Active Supply Chain Attack: npm Phishing Campaign Leads to Prettier Tooling Packages Compromise

Hours after we reported on the npm phishing campaign using the typosquatted npnjs.com site, we’re now seeing the first major fallout: popular npm packages, including eslint-config-prettier and eslint-plugin-prettier, were compromised when a maintainer’s npm token was stolen via the phishing email.

A suspicious activity report in GitHub issue on the eslint-config-prettier repo revealed that four new versions of eslint-config-prettier were published with no corresponding commits or PRs on GitHub. Maintainers quickly discovered the new versions contained malicious code, including a Windows-specific payload attempting to load node-gyp.dll via rundll32.

Malicious releases included:

• eslint-config-prettier: 8.10.1, 9.1.1, 10.1.6, 10.1.7
• eslint-plugin-prettier: 4.2.2, 4.2.3
• synckit: 0.11.9
• @pkgr/core: 0.2.8
• napi-postinstall: 0.3.1

The injected code attempted to execute a DLL on Windows machines, potentially allowing remote code execution.

Maintainer Credentials Compromised Via Phishing Email#

The maintainer confirmed their npm token was compromised via the npnjs.com phishing email. The attackers used the stolen credentials to publish malicious versions of multiple packages without touching the GitHub repos, making the attack harder to spot.

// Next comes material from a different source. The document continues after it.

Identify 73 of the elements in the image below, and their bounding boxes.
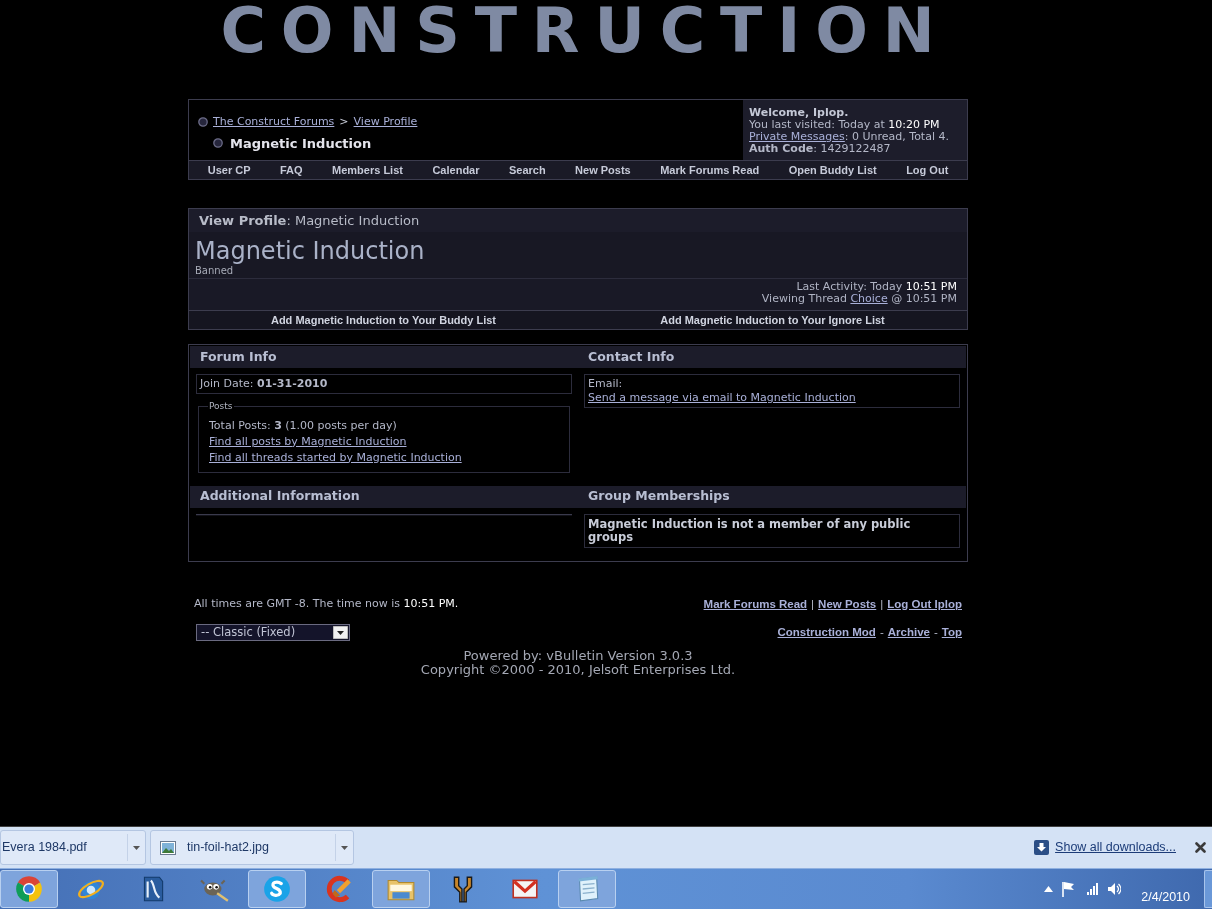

Registration emails and maintainer metadata are easily accessible in npm’s package info, which threat actors scrape to build target lists of package maintainers.

Prettier and ESLint integrations are widely used in thousands of projects. Tools like Dependabot and Renovate automatically pick up the “latest” versions of packages, meaning that CI/CD pipelines and developers could have unknowingly installed compromised versions.

The affected maintainer was quick to respond and took the following actions:

• Revoked the compromised npm token and rotated credentials.
• Marked the malicious versions as deprecated so automated tools would not suggest them.
• Coordinated with npm support to remove the malicious versions.

What Developers Should Do Now#

1. Check your lockfiles: Look for the affected versions listed above and roll back to safe versions (eslint-config-prettier 10.1.5 or earlier).
2. Audit recent installs: If you installed these packages in the last 24 hours, delete node_modules, clear npm caches, and reinstall from clean, updated versions.
3. Enable 2FA on npm: Always protect your account with two-factor authentication.
4. Pin exact versions: Avoid floating latest tags in CI pipelines.

This is a textbook example of multi-stage supply chain compromise:

• Step 1: Phishing email harvests maintainer credentials.
• Step 2: Attacker publishes malicious versions to npm.
• Step 3: Thousands of projects could ingest malware automatically.

More reports of compromised credentials are likely to roll in as attackers target other maintainers, leveraging scraped npm metadata and what has so far proved to be a very convincing automated phishing campaign.

At Socket, we detect suspicious package activity, such as new versions with unexpected install scripts or binaries, to help developers catch these incidents before they spread. Install the free Socket GitHub App to enable real-time pull request scanning to catch malicious dependencies before they are merged.

This incident shows how quickly phishing attacks on maintainers can escalate into ecosystem-wide threats. We are continuing to monitor the npm ecosystem for signs of further malicious publishing activity and will share updates as this attack campaign unfolds.